The much anticipated ‘match for autism’ between Spen Victoria CC and The Metronomes took place yesterday. Spen Victoria’s scenic home ground was the venue. Most of the players involved were enthusiastic club cricketers, though the Metronomes had one overseas star, Roberta Moretti Avery, captain of Brazil.
Michael Coleman, one half of the couple whose idea this match was and who did so much to bring it to fruition, along with his wife Bex, took the new ball, with initially nine slips posted. 10 runs accrued of the first over. Mark Puttick who had done much to keep the occasion in people’s minds with a 100-day countdown featuring cricket statistics relating to each number opened the bowling at the other end and bowled a respectable first over. However, it was first change bowler Isaac Lockett who took the first wicket (actually he claimed the first three wickets taken by the Metronomes), while Moretti Avery had her first impact on the game with a wicket. There was a playing condition that anyone reaching 30 had to retire, and two Spen players reached that landmark, one of them very quickly indeed. In the end Spen tallied 175-8 from their 20 overs, a fine score.
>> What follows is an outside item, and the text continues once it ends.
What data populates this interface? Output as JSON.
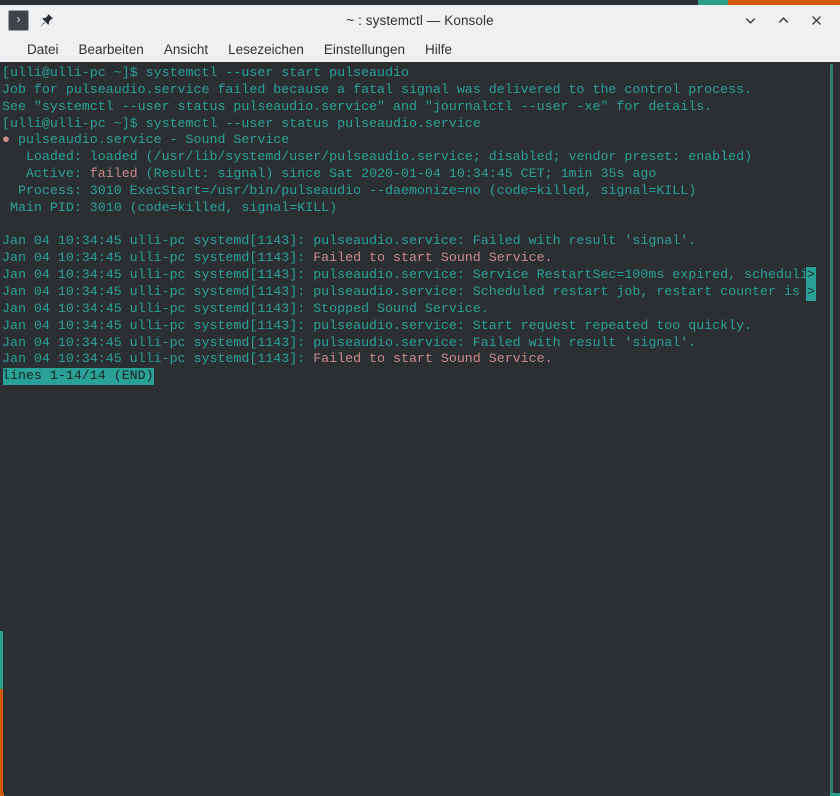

It was soon apparent that Metronomes would struggle to chase this, they got away to very a slow start. The chief culprit was an opener by the name of Himsworth, who faced 19 dots out of his first 21 balls. Dugnutt, who had claimed a wicket with his spinners scored a spirited 26, while Moretti Avery completed a fine all round effort by becoming the third player in the match to reach 30. Ben Bonney holed out off the last scheduled delivery with Metronomes well adrift, but an extra over was bowled, which enabled WG Rumblepants, creator of several magnificent pictures of well known cricketers, to have a bat, and he managed a single. Metronomes ended up losing by 20 runs. We wait to find out how much money was raised.
PICTURES ONE: NEW STUFF
As a dividing line between the two segments of the post here are some pictures of my most recent purchases:
PART TWO: THE LETTER K
We now move on to the second part of the post, the continuation of my exploration of the theme of all time XIs. We look today at players whose surnames begin with K.
THE XI IN BATTING ORDER
- Dimuth Karunaratne (Sri Lanka). Finding openers for this XI was not easy, but the gritty Sri Lankan left hander has a test average of almost 40 and has not always had a lot of support from down the order.
- Majid Khan (Glamorgan, Pakistan). Had a similar average to that of his opening partner, but was otherwise very different, being a flamboyant right hander.
- Rohan Kanhai (Warwickshire, West Indies). We have the word of CLR James who watched him in action that he was a genius with a bat in his hands, and the evidence of over 6,000 test runs at 47 to provide the hard fact that justifies his place in this side.
- Virat Kohli (India). Though he has struggled recently, not scoring a century since November 2019 he remains India’s greatest batter of the post-Tendulkar era.
- Jacques Kallis (Middlesex, South Africa). One of the two greatest ‘batters who bowl’ ever to play the game (his record reads similarly to that of Sir Garry Sobers, although he did not master as great a range of skills as the Barbadian).
- *Imran Khan (Sussex, Pakistan). With a batting average of 37 and a bowling average of 22 he is firmly established as one of the greatest of all all rounders, and he was also an excellent captain, a role I have given him in this team.
- +Syed Kirmani (India). This one will arouse controversy, but as you will see in the honourable mentions I felt it necessary to overlook the most obvious choice of keeper whose name begins with K. I went for Kirmani over his compatriot Budhi Kunderan because he was a much finer keeper than the latter, and this side is strong in batting.
- Bart King (USA). He took over 400 wickets at 15 a piece, most of them for Philadelphian touring teams in England, and also averaged 20 with the bat. He was the original ‘king of swing’.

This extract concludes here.